In Costiera non si producono più arance, dicevo, a parte rade piante
che fanno capolino tra le pergole dei limoni. Bisogna oltrepassare il valico di
Chiunzi e affacciarsi sul versante dell’Agro per ritrovarne coltivazioni più
intense. Credo, ma manco sul posto da tantissimo tempo e non ne sono sicuro, che ce ne siano nel podere "Valle dei Mulini" di Gigino Aceto, che quando ero ragazzo chiamavamo 'O cuotto. Ho provato la marmellata prodotta da questa azienda tipica, insieme a vari liquori che attengono al territorio, e la trovo eccellente.
I ragazzi di oggi sono schizzinosi: di fronte a una spremuta
arricciano il naso, preferiscono bibite esotiche costruite in laboratorio.
Peccato. Eppure, leggo, gli agrumi (e se
vale per le arance, vale ancor più per i nostri limoni, di cui neppure so fare a
meno: meno male che ne ricevo da Tramonti) sono ricchi di vitamina C,
hanno azione antisettica, antinfiammatoria, protettiva nei confronti di cuore e
arterie. Se sono arrivato, sostanzialmente sano, a ottantatré anni, lo devo
anche alla grande quantità di limoni, arance, mandarini che ho inserito nella
mia alimentazione. Lo faccio tuttora.
Ho qui la ricetta per una buona salutare e genuina
marmellata. Me la diede, scritta di suo pugno, su carta intestata Hotel dei Cavalieri, la signora Andreina, moglie di
Antonio De Luca. La preparava per la famiglia ed era gradita dagli stessi dell’albergo.
Innanzitutto, gli ingredienti. Un chilo di arance, fresche,
non trattate, lavate e asciugate. E ottocento grammi di zucchero.
Si mettono sul fuoco due pentole d’acqua e, appena bolle, si versano le arance nella prima pentola per 6/7 minuti. Quindi, scolate, si passano nella seconda
pentola per altri 5 minuti.
Si scolano di nuovo e si mettono a raffreddare, in acqua
fredda. Quindi si tagliano a metà cercando - in un colino - di eliminarne i semi (se ne resta qualcuno non fa niente), senza schiacciarle troppo. E, soprattutto, ponendo attenzione a raccogliere in una pentola il succo
che viene giù dal colino per mischiarlo allo zucchero.

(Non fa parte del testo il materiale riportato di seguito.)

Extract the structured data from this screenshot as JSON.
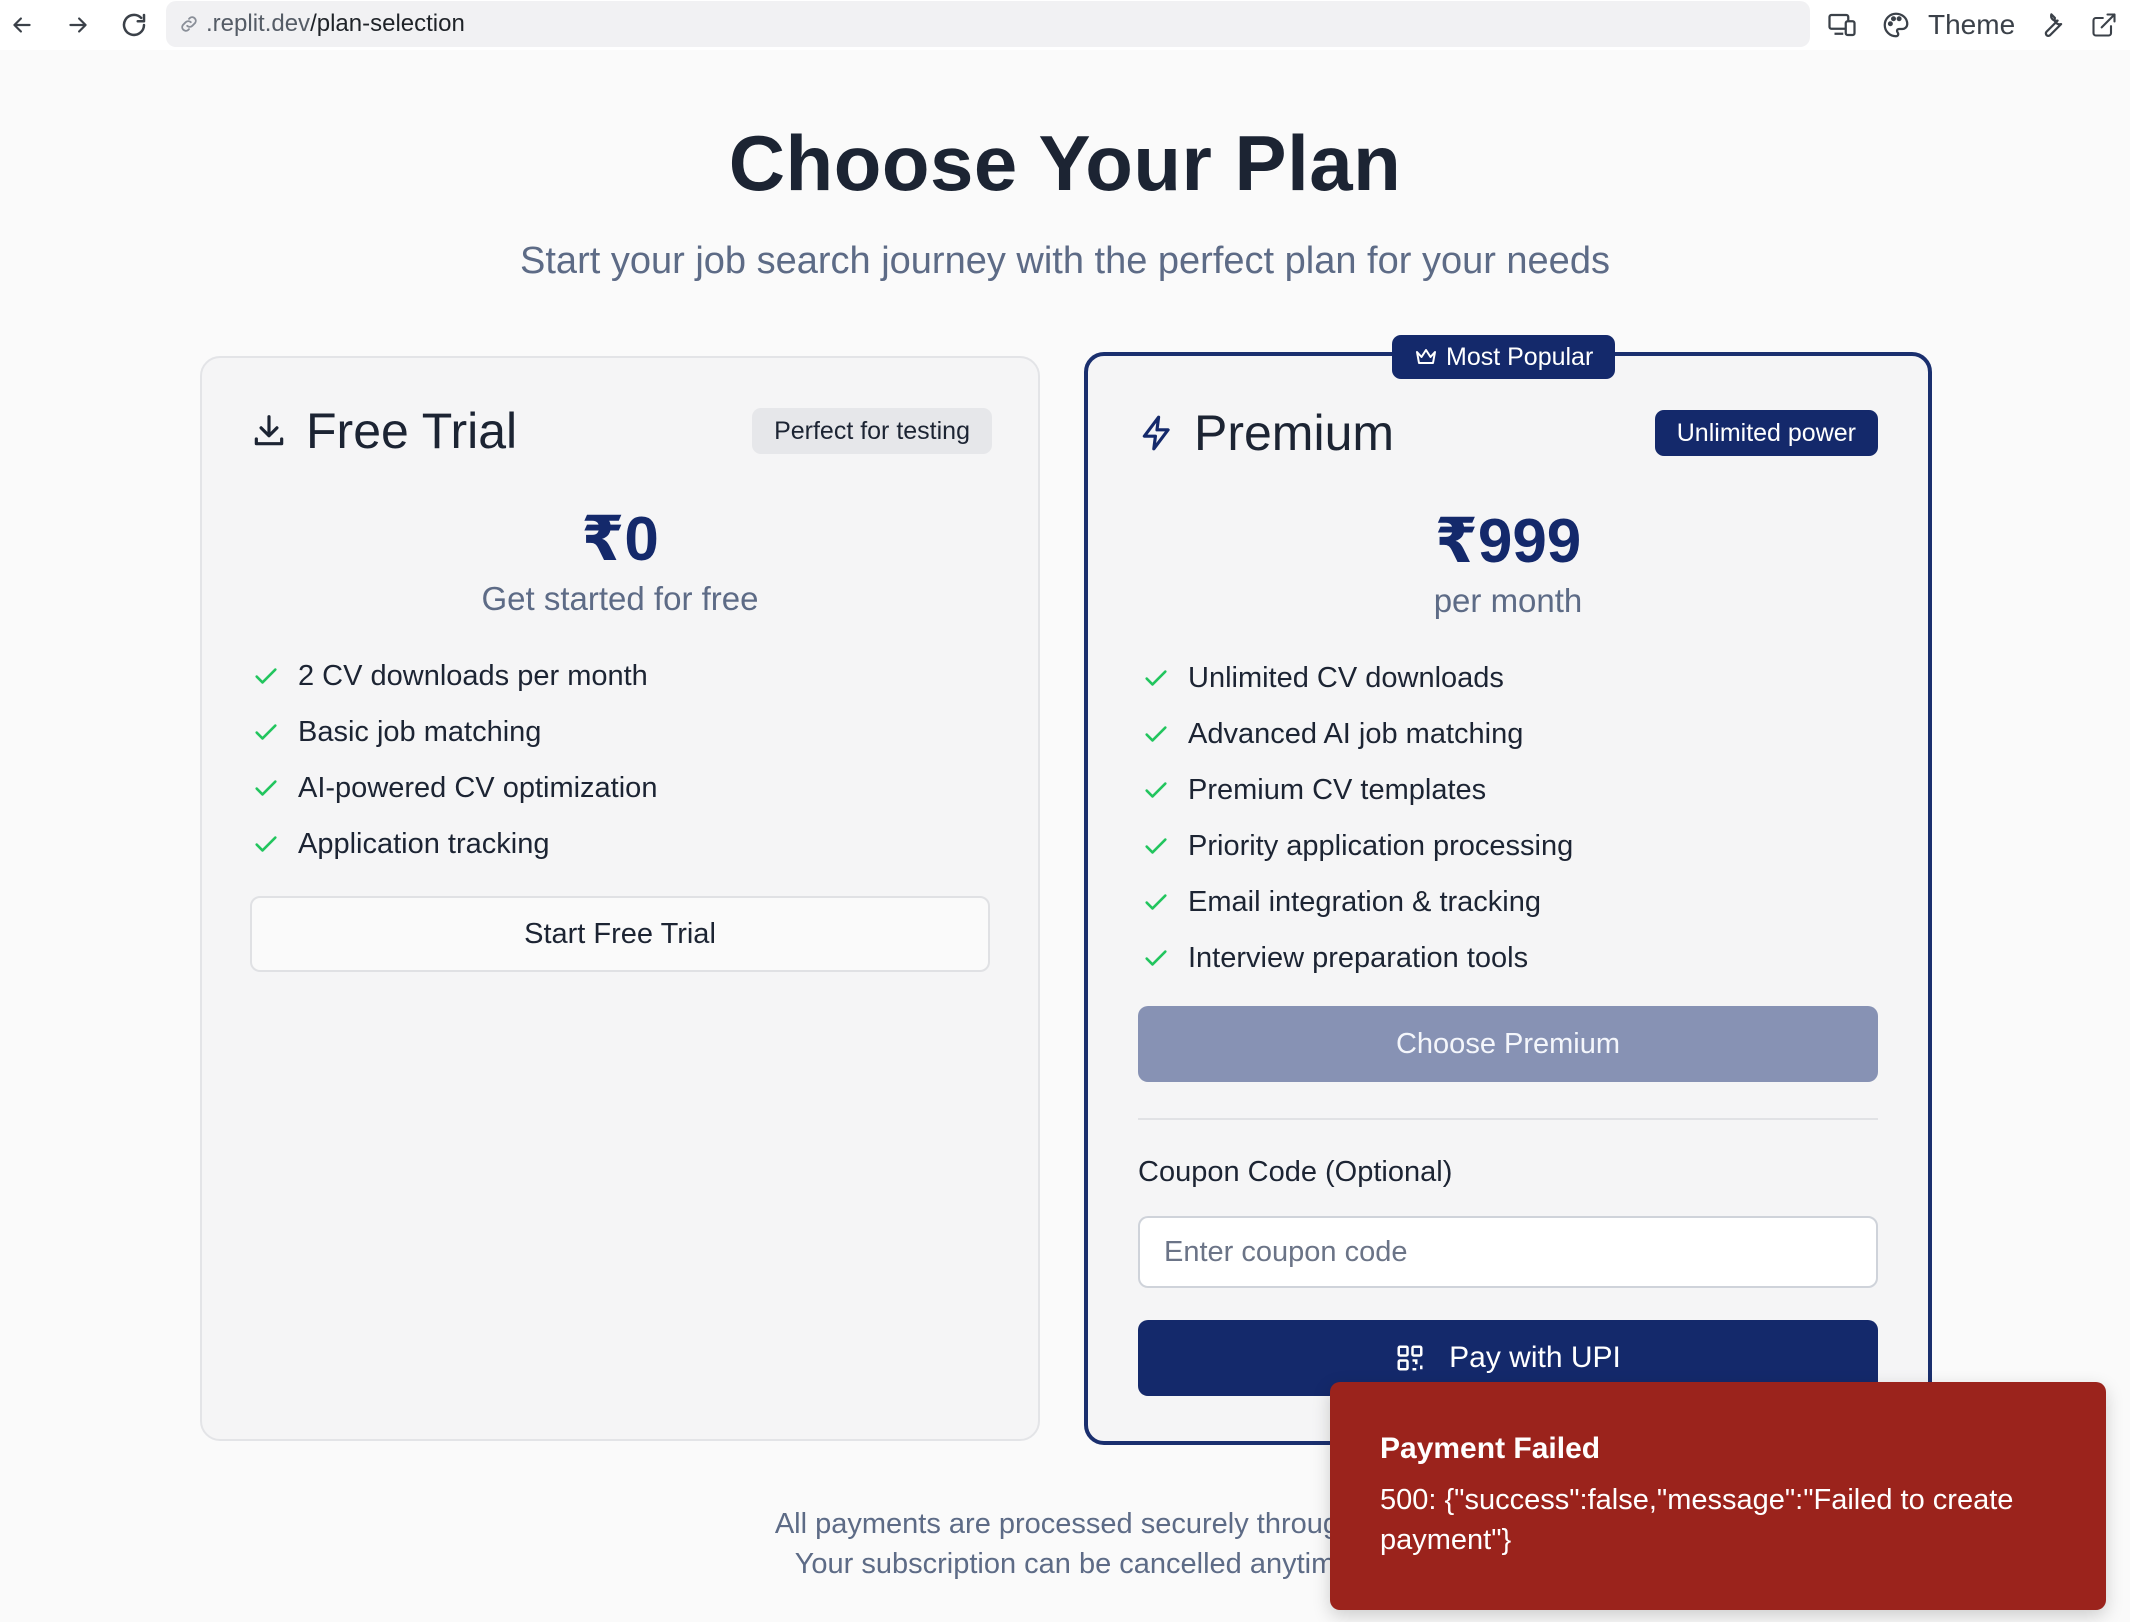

Le arance, già divise a metà, vanno ulteriormente tagliate
(in 4 o più pezzi), unite anch’esse allo zucchero e mescolate in modo che
questo risulti un poco ammorbidito. Dopo
di che si mettono sul fuoco a fiamma bassa, per cinque minuti (dall’insorgere
del bollore), mescolando spesso e fino in fondo. “Quando la scorza apparirà ben
cotta – sottolineava la signora Andreina -, io le passo nel tritacarne con i
fori grandi. Non bisogna impressionarsi se è un poco fluida: si indurisce
raffreddandosi.” Quel che bisogna evitare è che attacchi sotto o si scurisca troppo.
Rimossa dal fuoco, la marmellata così ottenuta va invasata calda. I
vasetti, chiusi ermeticamente, vanno lasciati a raffreddare, capovolti, su un
canovaccio. Una volta raffreddati, sarà
necessario accertare se il sottovuoto s’è creato correttamente, premendo al
centro del coperchio. I tappi di metallo (evitare il riutilizzo di quelli già usati) devono apparire leggermente incurvati verso l'interno e, premendoci sopra col dito, non si deve sentire clic clac.Se ciò avvenisse è perché il
sottovuoto non è andato a buon fine. Il prodotto ottenuto non è sicuro per la
conservazione. Per sicurezza, consiglio di affidarsi alla tradizionale bollitura dei
barattoli, come si usa fare per i pelati o la salsa di pomodoro. Saremo certi che il prodotto ottenuto potrà conservarsi a lungo.
Tutto questo vale anche per la marmellata di limoni, a
parte il fatto che devono essere preventivamente privati della buccia. E che
vanno bolliti interi una sola volta per 5 minuti, all’inizio del procedimento.